Longmore’s reply was ambiguous; he simply said, ‘Ah!’
Madame Clairin’s pious retrospect had apparently imparted an honest zeal to her indignation. ‘For a long time,’ she continued, ‘my sister has been taking the attitude of an injured woman, affecting a disgust with the world, and shutting herself up to read the “Imitation”. I’ve never remarked on her conduct, but I’ve quite lost patience with it. When a woman with her prettiness lets her husband wander, she deserves her fate. I don’t wish you to agree with me – on the contrary; but I call such a woman a goose. She must have bored him to death. What has passed between them for many months needn’t concern us; what provocation my sister has had – monstrous, if you wish – what ennui my brother has suffered. It’s enough that a week ago, just after you had ostensibly gone to Brussels, something happened to produce an explosion. She found a letter in his pocket – a photograph – a trinket – que sais-je? At any rate, the scene was terrible. I didn’t listen at the keyhole, and I don’t know what was said; but I have reason to believe that my brother was called to account as I fancy none of his ancestors have ever been, – even by injured sweethearts.’
Longmore had leaned forward in silent attention with his elbows on his knees, and instinctively he dropped his face into his hands. ‘Ah, poor woman!’ he groaned.
‘Voilà!’ said Madame Clairin. ‘You pity her.’
‘Pity her?’ cried Longmore, looking up with ardent eyes and forgetting the spirit of Madame Clairin’s narrative in the miserable facts. ‘Don’t you?’
‘A little. But I’m not acting sentimentally; I’m acting politically. I wish to arrange things, – to see my brother free to do as he chooses, – to see Euphemia contented. Do you understand me?’
‘Very well, I think. You’re the most immoral person I’ve lately had the privilege of conversing with.’

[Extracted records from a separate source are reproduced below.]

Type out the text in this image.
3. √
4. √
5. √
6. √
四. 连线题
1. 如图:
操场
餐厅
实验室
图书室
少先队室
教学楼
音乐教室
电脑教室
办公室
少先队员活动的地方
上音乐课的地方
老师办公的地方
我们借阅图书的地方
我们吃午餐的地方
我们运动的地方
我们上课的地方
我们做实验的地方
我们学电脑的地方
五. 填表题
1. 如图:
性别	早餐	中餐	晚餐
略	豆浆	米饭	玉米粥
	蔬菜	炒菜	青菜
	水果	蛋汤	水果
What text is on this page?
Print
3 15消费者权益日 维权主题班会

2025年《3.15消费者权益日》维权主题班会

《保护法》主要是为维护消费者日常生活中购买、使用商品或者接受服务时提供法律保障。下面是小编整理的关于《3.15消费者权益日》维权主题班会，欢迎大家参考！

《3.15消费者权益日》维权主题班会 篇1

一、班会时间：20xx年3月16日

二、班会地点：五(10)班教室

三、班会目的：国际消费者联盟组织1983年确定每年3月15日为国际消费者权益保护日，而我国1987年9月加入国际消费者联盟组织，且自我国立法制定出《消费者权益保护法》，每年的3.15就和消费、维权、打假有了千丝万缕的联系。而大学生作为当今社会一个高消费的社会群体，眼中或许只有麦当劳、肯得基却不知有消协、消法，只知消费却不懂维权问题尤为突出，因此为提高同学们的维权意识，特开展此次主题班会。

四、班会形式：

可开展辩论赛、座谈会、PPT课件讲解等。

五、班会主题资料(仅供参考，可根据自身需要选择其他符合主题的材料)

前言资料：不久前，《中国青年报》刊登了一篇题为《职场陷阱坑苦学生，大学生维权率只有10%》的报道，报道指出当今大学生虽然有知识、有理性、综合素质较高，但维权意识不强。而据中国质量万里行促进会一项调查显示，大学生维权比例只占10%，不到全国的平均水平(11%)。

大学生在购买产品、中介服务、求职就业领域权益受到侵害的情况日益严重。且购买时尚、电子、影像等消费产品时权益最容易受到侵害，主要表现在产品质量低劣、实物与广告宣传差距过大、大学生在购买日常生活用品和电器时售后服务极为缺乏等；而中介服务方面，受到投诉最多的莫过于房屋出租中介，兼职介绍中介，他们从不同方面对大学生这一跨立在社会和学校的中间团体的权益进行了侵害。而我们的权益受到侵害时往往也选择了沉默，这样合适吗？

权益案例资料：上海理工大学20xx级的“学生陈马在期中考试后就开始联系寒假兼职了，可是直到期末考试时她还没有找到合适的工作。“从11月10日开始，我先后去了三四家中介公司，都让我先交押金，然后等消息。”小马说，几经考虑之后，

Madame Clairin shrugged her shoulders. ‘Possibly. When was there a great politician who was not immoral?’
‘Nay,’ said Longmore in the same tone. ‘You’re too superficial to be a great politician. You don’t begin to know anything about Madame de Mauves.’
Madame Clairin inclined her head to one side, eyed Longmore sharply, mused a moment, and then smiled with an excellent imitation of intelligent compassion. ‘It’s not in my interest to contradict you.’
‘It would be in your interest to learn, Madame Clairin,’ the young man went on with unceremonious candour, ‘what honest men most admire in a woman, – and to recognise it when you see it.’
Longmore certainly did injustice to her talents for diplomacy, for she covered her natural annoyance at this sally with a pretty piece of irony. ‘So you are in love!’ she quietly exclaimed.